• Continued from last week
I chat with two of the elders of the Yahweh Foundation. “It’s a pleasure to tell you,” Vince responds, when I ask him if he minds telling me his age. “I’m 82.” As teenagers growing up in Black Rock, Vince and friends used to pick fruits at night from neighbouring gardens, then walk along the beach in the dark, eating their fruit loot. “We used to walk with knives in those days,” he says, “to peel the oranges.” (A far cry from what the modern-day version of “we walk with knives” means).
They would fish from rocks using kite thread, a bent pin and a long piece of bamboo, catching small jacks with bait acquired from early-morning seines. “It used to be fun being a child,” Vince says, voice and eyes softening. “No TV, not even radio. You had to make your own games to enjoy. Not like now. All their senses in their fingers now.”

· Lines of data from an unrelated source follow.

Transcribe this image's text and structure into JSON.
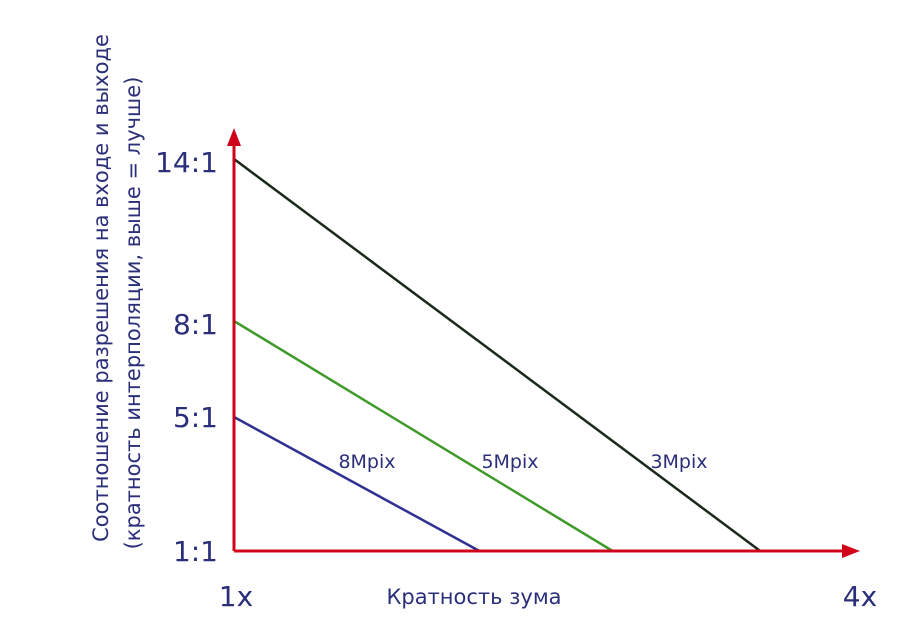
{
  "chart_data": {
    "type": "line",
    "xlabel": "Кратность зума",
    "ylabel_lines": [
      "Соотношение разрешения на входе и выходе",
      "(кратность интерполяции, выше = лучше)"
    ],
    "x_tick_labels": [
      "1x",
      "4x"
    ],
    "y_tick_labels": [
      "1:1",
      "5:1",
      "8:1",
      "14:1"
    ],
    "xlim": [
      1,
      4
    ],
    "series": [
      {
        "name": "8Mpix",
        "color": "#2e3192",
        "x": [
          1,
          2.18
        ],
        "y": [
          5,
          1
        ]
      },
      {
        "name": "5Mpix",
        "color": "#3f9a2a",
        "x": [
          1,
          2.82
        ],
        "y": [
          8,
          1
        ]
      },
      {
        "name": "3Mpix",
        "color": "#1a2a1a",
        "x": [
          1,
          3.53
        ],
        "y": [
          14,
          1
        ]
      }
    ],
    "axis_color": "#d0021b"
  }
}
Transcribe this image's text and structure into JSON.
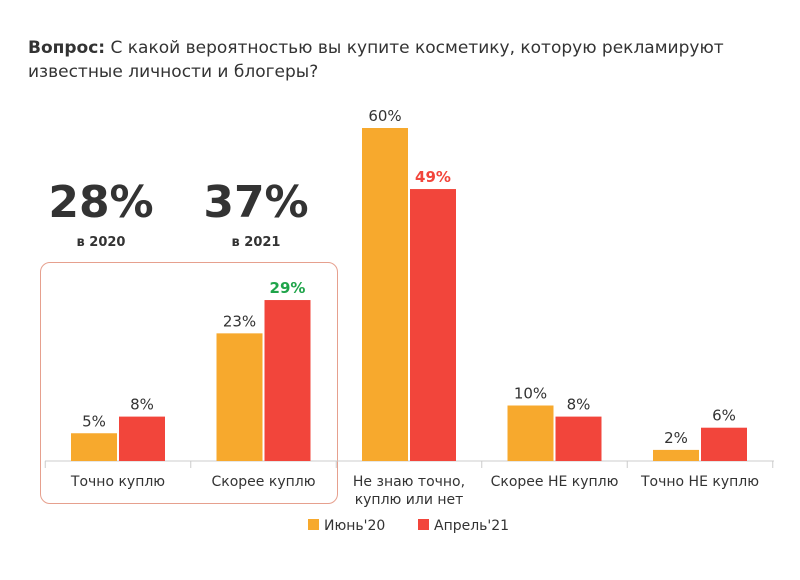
{
  "question": {
    "prefix": "Вопрос:",
    "text": "С какой вероятностью вы купите косметику, которую рекламируют известные личности и блогеры?"
  },
  "highlights": [
    {
      "value": "28%",
      "label": "в 2020"
    },
    {
      "value": "37%",
      "label": "в 2021"
    }
  ],
  "colors": {
    "june20": "#f7a92d",
    "april21": "#f2453b",
    "increase_label": "#1fa44a",
    "decrease_label": "#f2453b",
    "text": "#333333"
  },
  "chart_data": {
    "type": "bar",
    "title": "С какой вероятностью вы купите косметику, которую рекламируют известные личности и блогеры?",
    "xlabel": "",
    "ylabel": "",
    "ylim": [
      0,
      60
    ],
    "categories": [
      [
        "Точно куплю"
      ],
      [
        "Скорее куплю"
      ],
      [
        "Не знаю точно,",
        "куплю или нет"
      ],
      [
        "Скорее НЕ куплю"
      ],
      [
        "Точно НЕ куплю"
      ]
    ],
    "series": [
      {
        "name": "Июнь'20",
        "values": [
          5,
          23,
          60,
          10,
          2
        ]
      },
      {
        "name": "Апрель'21",
        "values": [
          8,
          29,
          49,
          8,
          6
        ]
      }
    ],
    "data_labels": [
      [
        "5%",
        "23%",
        "60%",
        "10%",
        "2%"
      ],
      [
        "8%",
        "29%",
        "49%",
        "8%",
        "6%"
      ]
    ],
    "emphasized_labels": {
      "Скорее куплю": "increase",
      "Не знаю точно, куплю или нет": "decrease"
    },
    "legend": [
      "Июнь'20",
      "Апрель'21"
    ],
    "legend_position": "bottom-center"
  }
}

He stops and mimics the act of texting, rapidly moving his thumbs on an imaginary device. “You see a child walking down the road so … then peep peep, a car!” He stops, looks up quickly, then returns even more quickly to his “texting.” “They come home from school … straight to the computer. They don’t converse. All they do is on their fingers.” Tommy, a 77-year-old drummer and dance teacher who looks like 40, grew up in Trinidad, but lives in Tobago now.